6.1.8. La désinfection, le nettoyage et la stérilisation pré-stérilisants des dispositifs médicaux conformément aux exigences en matière de désinfection, de nettoyage et de stérilisation pré-stérilisants des dispositifs médicaux doivent être strictement observés dans les établissements de collecte de sang.

6.1.9. Le personnel des établissements de transfusion sanguine, le personnel médical qui, de par la nature de son activité professionnelle, est en contact avec du sang et ses composants lors de manipulations thérapeutiques et diagnostiques parentérales ou autres, pour rechercher la présence d'HBsAg et d'anti-HCV au travail, puis au moins une fois par an..

6.1.10. Dans les établissements de services publics (salons de coiffure, cabinets de manucure, etc.), tous les instruments et objets pouvant constituer un facteur d'exposition potentiel doivent être désinfectés, nettoyés et stérilisés.

réduction du virus. Pour le traitement de ces articles et l'utilisation de solutions ont les mêmes exigences que dans les établissements médicaux.

6.1.11. En cas de VHB aigu, le patient est diagnostiqué avec le VHB chronique dans les groupes d’enfants et les établissements d’enseignement. Ils sont enregistrés et doivent être hospitalisés. La question de l'hospitalisation des «porteurs» identifiés d'HBsAg est résolue en fonction des résultats d'un examen préliminaire d'hépatologues.

6.1.12. Les mesures visant à éliminer l'épidémie comprennent:

• désinfection finale et en cours, contrôle strict du traitement des instruments médicaux, utilisation d'instruments à usage unique;

• renforcement du régime sanitaire et anti-épidémique avec un contrôle particulier sur l'utilisation individuelle des articles d'hygiène personnelle (brosses à dents, serviettes, mouchoirs, etc.).
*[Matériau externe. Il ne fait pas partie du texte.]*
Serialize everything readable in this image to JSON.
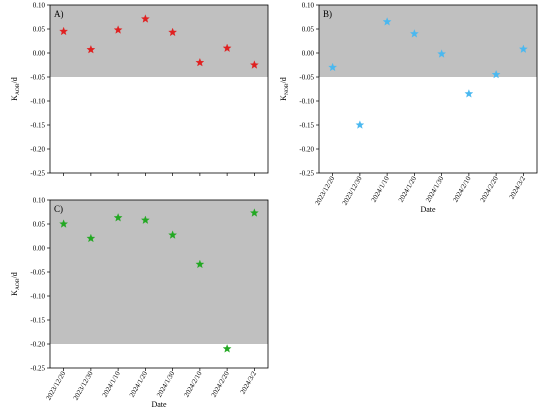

Les jouets que les enfants prennent dans la bouche sont réparés individuellement et désinfectés quotidiennement;

• arrêt des vaccinations préventives et des échantillons biologiques pendant une période déterminée par l'épidémiologiste et le personnel médical de l'établissement;

• observation médicale des enfants et du personnel de contact dans le foyer de l'épidémie pendant 6 mois avec un examen médical des enfants immédiatement après l'isolement de la source, puis une fois par mois ou à l'heure, à la discrétion de l'épidémiologiste;

• l'examen de laboratoire des enfants et du personnel dans le cadre de la concentration sur la présence d'AgHBs et d'ALT immédiatement après l'enregistrement du patient, puis dans le délai spécifié par l'épidémiologiste sur la base des résultats de l'examen. L'enquête organise et dirige une clinique territoriale en consultation avec un épidémiologiste;

• un message adressé à la clinique du lieu de résidence à propos des enfants isolés d'un groupe présumé suspect de GV, ainsi que des «porteurs» du virus;

• veiller à l'admission dans le groupe d'enfants atteints d'une maladie aiguë ou exacerbée de maladies chroniques pendant la période de quarantaine, sur présentation d'un certificat médical indiquant l'état de santé et d'un résultat négatif de l'examen AgHBs et de l'activité ALT;

• une décision de l'épidémiologiste, conjointement avec le médecin de l'établissement, sur la question de la vaccination contre l'HB;

• des solutions possibles au problème de la formation de groupes spécialisés pour les enfants «porteurs» du virus et les patients atteints de formes chroniques d'hépatite B.

6.2. Hépatite D (GD)

6.2.1. Le développement d'une infection delta n'est possible qu'en présence du virus HBV.

6.2.2. Les mesures préventives et anti-épidémiques sont les mêmes que pour HB. La prévention du vaccin contre le VHB prévient le développement de la co-infection.

6.3. Hépatite C (HS)

6.3.1. L’importance primordiale dans la prévention de la SH est l’identification complète et rapide des sources d’infection et la mise en œuvre de mesures visant à interrompre les voies de transmission du pathogène.

6.3.2. Les mesures préventives et anti-épidémiques pour le SH sont appliquées conformément aux mesures pour le HB.